Kedua, perlu disudahi syahwat politik berlebihan. Penulis yakin, mereka yang aktif secara riil dalam politik praksis memiliki syahwat berkuasa. Tapi, syahwat itu tidak mesti mematikan akal budi sehingga dalam konteks lain ada beberapa politisi yang selalu menawarkan program-program sesuai dengan semangat keindonesian.
Maka, jangan jadikan target politik tertentu untuk kepentingan jangka pendek dengan menggunakan isu-isu agama dan ujaran kebencian pada sesama. Perlu gerak dan kontestasi secata tertib serta teratur menyesuaikan aturan yang telah ditetapkan KPU sebagai wujud dari proses berdemokrasi.
Fenomena Mardani dan memenya adalah salah satu contoh sehingga kita harus cerdas dan mencerdaskan yang lain. Untuk kecerdasan itu, maka kita tidak boleh diam. Kita harus memberikan lentera "pengetahuan" agar ke depan kehidupan berbangsa aman dan jauh dari saling hasut antar sesama.

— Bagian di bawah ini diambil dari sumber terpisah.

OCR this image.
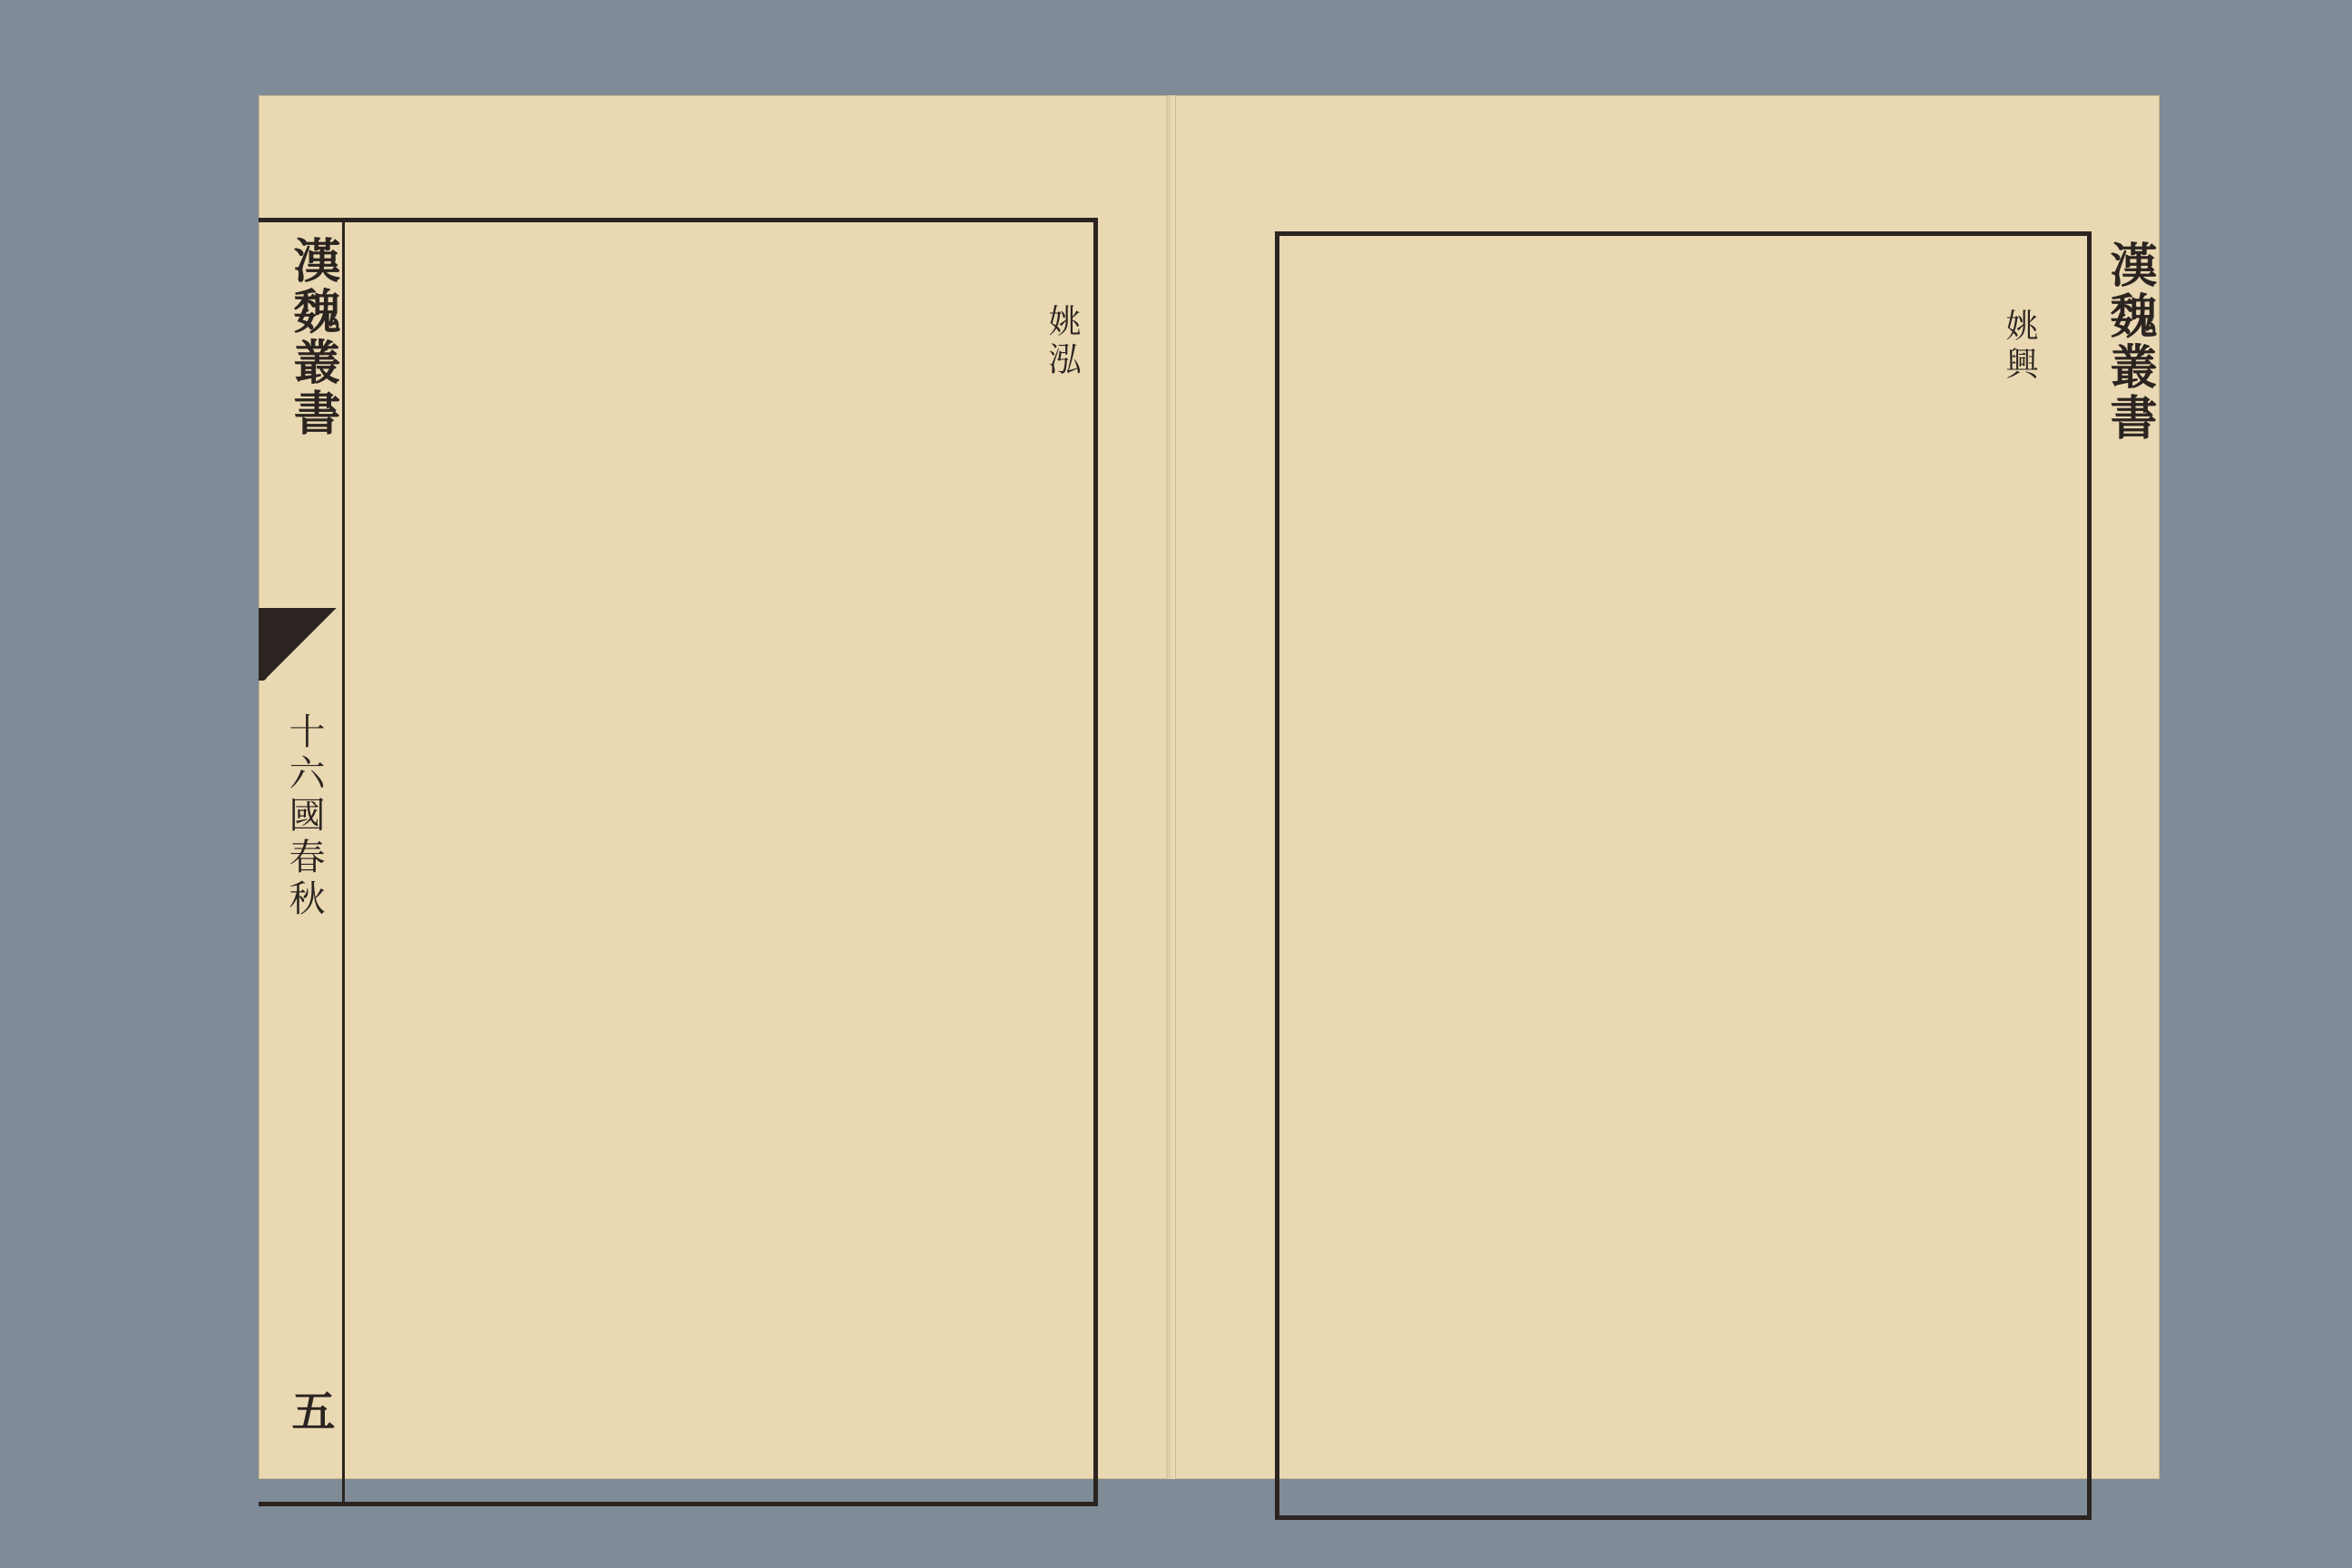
漢魏叢書
十六國春秋
五
姚泓	漢魏叢書
姚興
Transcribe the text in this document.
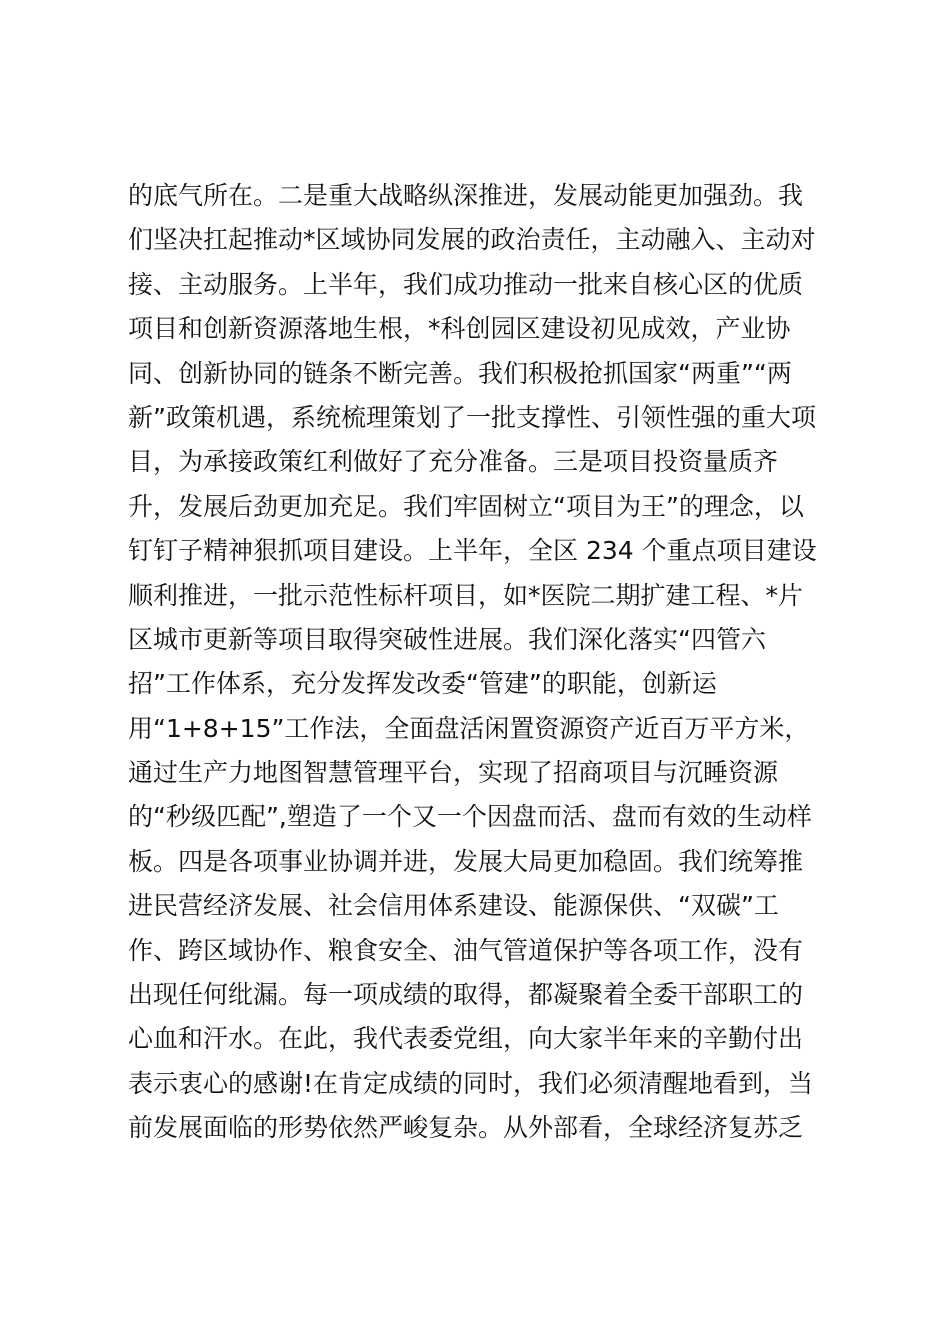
的底气所在。二是重大战略纵深推进，发展动能更加强劲。我
们坚决扛起推动*区域协同发展的政治责任，主动融入、主动对
接、主动服务。上半年，我们成功推动一批来自核心区的优质
项目和创新资源落地生根，*科创园区建设初见成效，产业协
同、创新协同的链条不断完善。我们积极抢抓国家“两重”“两
新”政策机遇，系统梳理策划了一批支撑性、引领性强的重大项
目，为承接政策红利做好了充分准备。三是项目投资量质齐
升，发展后劲更加充足。我们牢固树立“项目为王”的理念，以
钉钉子精神狠抓项目建设。上半年，全区 234 个重点项目建设
顺利推进，一批示范性标杆项目，如*医院二期扩建工程、*片
区城市更新等项目取得突破性进展。我们深化落实“四管六
招”工作体系，充分发挥发改委“管建”的职能，创新运
用“1+8+15”工作法，全面盘活闲置资源资产近百万平方米，
通过生产力地图智慧管理平台，实现了招商项目与沉睡资源
的“秒级匹配”,塑造了一个又一个因盘而活、盘而有效的生动样
板。四是各项事业协调并进，发展大局更加稳固。我们统筹推
进民营经济发展、社会信用体系建设、能源保供、“双碳”工
作、跨区域协作、粮食安全、油气管道保护等各项工作，没有
出现任何纰漏。每一项成绩的取得，都凝聚着全委干部职工的
心血和汗水。在此，我代表委党组，向大家半年来的辛勤付出
表示衷心的感谢!在肯定成绩的同时，我们必须清醒地看到，当
前发展面临的形势依然严峻复杂。从外部看，全球经济复苏乏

Akhirnya, yang tepat kita harus belajar dari Kiai Hasyim atas kontribusinya bagi pesantren, NU dan NKRI. Bukan malah menggunakan nama kebesaran beliau untuk kepentingan politik kekuasaan sesaat, yang konon bertentangan dengan spirit keislaman dan kebangsaan. Semoga kita masih bagian dari santri-santri Kiai Hasyim. Amin.
_________________
*Ketua Asosiasi Penerbit NU (AsbitNU) Jawa Timur, Dosen Fakultas Adab dan Humaniora UIN Sunan Ampel Surabaya.